Yes? Then if you see it, you can name it! You can name God into the office, the grocery, cancer ward. You can name God into your home room, your dorm room, or your assisted living room. With God’s wise insight, that you can gain here in church, you can look into the wild, seemingly untamable places of your life and be confident that God is there as well.
Here is a nimbus. [hold up a large gold charger behind your head] Actually, it’s a charger from my dining table, but it makes a good substitute! I don’t have enough for everyone here today, but we might keep this going for a few weeks. I invite you take a portable nimbus with you today and use it to name God into your workaday world. With God’s help you can see the holy in people and places that you’d never expect. If Jesus can be the Messiah of God, then we can be sure that God waits for us in whatever Bethlehem we have to go to tomorrow morning. There, in that place, you can imagine God both meeting you and using you in your many roles as employee, parent, spouse, friend, citizen, and volunteer, to extend God’s love and blessing to an often faithless world. I invite you, in short, to hear and see God at work outside of the church, but then bring your witness back to the church. Place the nimbus behind people or in situations or places where you see the Holy One at work and then take a digital picture of it. Please send the pics to me at preacher1120@gmail.com or tweet them with the hashtag #doyouseewhatIsee along with a description of your insight. If you will permit us, we will share the photos on our website and in worship over the coming weeks. Please bring the charger back next week to share with another!
I look forward to seeing you discover that which is holy in the midst of the places that you once thought profane. God is at work in the places we least expect.
For “Christ plays in 10,000 places, lovely in limbs and lovely in eyes not his.”
God has made it possible for us to sidle up next to a faithless world and ask,
Do you see what I see?
Look at the subway musician: Do you see what I see?
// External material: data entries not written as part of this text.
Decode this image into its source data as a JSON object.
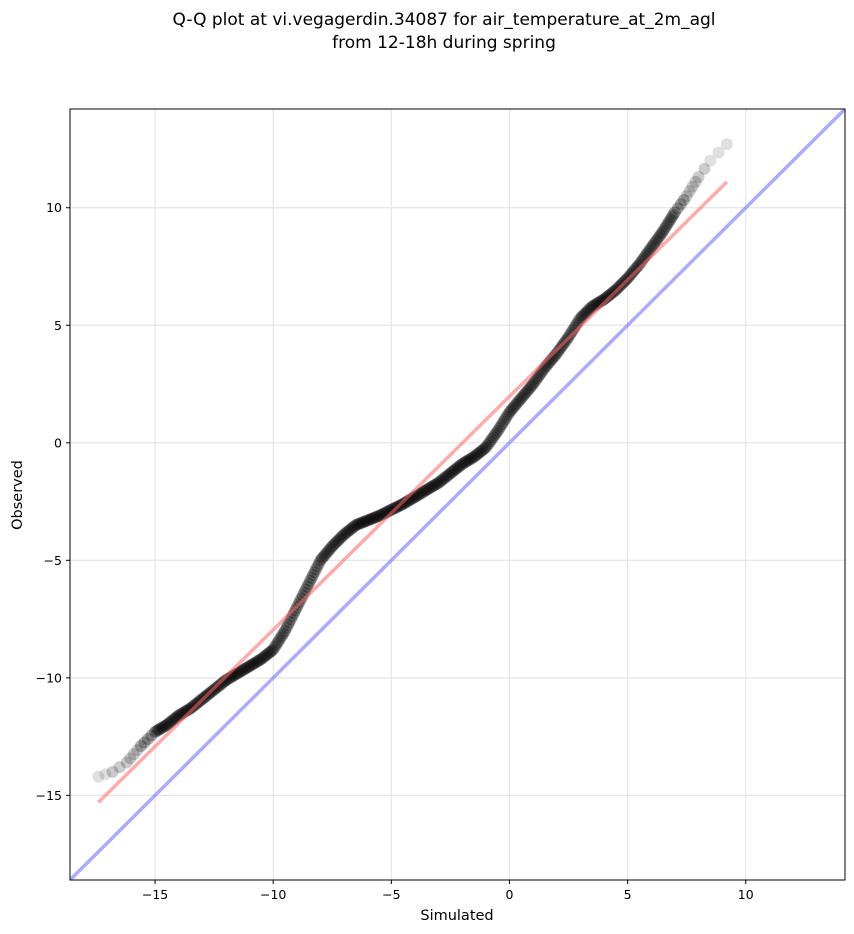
{
  "chart_data": {
    "type": "scatter",
    "title_line1": "Q-Q plot at vi.vegagerdin.34087 for air_temperature_at_2m_agl",
    "title_line2": "from 12-18h during spring",
    "xlabel": "Simulated",
    "ylabel": "Observed",
    "xlim": [
      -18.6,
      14.2
    ],
    "ylim": [
      -18.6,
      14.2
    ],
    "xticks": [
      -15,
      -10,
      -5,
      0,
      5,
      10
    ],
    "yticks": [
      -15,
      -10,
      -5,
      0,
      5,
      10
    ],
    "xtick_labels": [
      "−15",
      "−10",
      "−5",
      "0",
      "5",
      "10"
    ],
    "ytick_labels": [
      "−15",
      "−10",
      "−5",
      "0",
      "5",
      "10"
    ],
    "grid": true,
    "colors": {
      "points": "#000000",
      "fit_line": "#ff6666",
      "identity_line": "#6666ff",
      "grid": "#e6e6e6"
    },
    "fit_line": {
      "x": [
        -17.4,
        9.2
      ],
      "y": [
        -15.3,
        11.1
      ]
    },
    "identity_line": {
      "x": [
        -18.6,
        14.2
      ],
      "y": [
        -18.6,
        14.2
      ]
    },
    "quantile_curve": [
      [
        -17.4,
        -14.2
      ],
      [
        -16.8,
        -14.0
      ],
      [
        -16.2,
        -13.6
      ],
      [
        -15.6,
        -12.9
      ],
      [
        -15.0,
        -12.3
      ],
      [
        -14.5,
        -12.0
      ],
      [
        -14.0,
        -11.6
      ],
      [
        -13.5,
        -11.3
      ],
      [
        -13.0,
        -10.9
      ],
      [
        -12.5,
        -10.5
      ],
      [
        -12.0,
        -10.1
      ],
      [
        -11.5,
        -9.8
      ],
      [
        -11.0,
        -9.5
      ],
      [
        -10.5,
        -9.2
      ],
      [
        -10.0,
        -8.8
      ],
      [
        -9.5,
        -8.0
      ],
      [
        -9.0,
        -7.0
      ],
      [
        -8.5,
        -6.0
      ],
      [
        -8.0,
        -5.0
      ],
      [
        -7.5,
        -4.4
      ],
      [
        -7.0,
        -3.9
      ],
      [
        -6.5,
        -3.5
      ],
      [
        -6.0,
        -3.3
      ],
      [
        -5.5,
        -3.1
      ],
      [
        -5.0,
        -2.85
      ],
      [
        -4.5,
        -2.6
      ],
      [
        -4.0,
        -2.3
      ],
      [
        -3.5,
        -2.0
      ],
      [
        -3.0,
        -1.7
      ],
      [
        -2.5,
        -1.3
      ],
      [
        -2.0,
        -0.9
      ],
      [
        -1.5,
        -0.6
      ],
      [
        -1.0,
        -0.2
      ],
      [
        -0.5,
        0.5
      ],
      [
        0.0,
        1.3
      ],
      [
        0.5,
        1.9
      ],
      [
        1.0,
        2.5
      ],
      [
        1.5,
        3.2
      ],
      [
        2.0,
        3.8
      ],
      [
        2.5,
        4.5
      ],
      [
        3.0,
        5.3
      ],
      [
        3.5,
        5.8
      ],
      [
        4.0,
        6.1
      ],
      [
        4.5,
        6.5
      ],
      [
        5.0,
        7.0
      ],
      [
        5.5,
        7.6
      ],
      [
        6.0,
        8.3
      ],
      [
        6.5,
        9.0
      ],
      [
        7.0,
        9.8
      ],
      [
        7.5,
        10.5
      ],
      [
        8.0,
        11.3
      ],
      [
        8.5,
        12.0
      ],
      [
        9.2,
        12.7
      ]
    ]
  }
}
Look at the senior vice-president of operations! Do you see what I see?
Look at the IV bag. Look at the therapist. Look at these friends.
Look at you!
Do you see what I see?
[1] David J. Lose, “Do You See What I See?,” Dear Working Preacher, December 5, 2010, http://www.workingpreacher.org/craft.aspx?m=4377&post=1567.
[2] from the poem “As kingfishers catch fire…” in G.M. Hopkins, Selected Poems of Gerard Manley Hopkins, ed. B. Blaisdell, Dover Thrift Editions (Dover Publications, 2013), 46.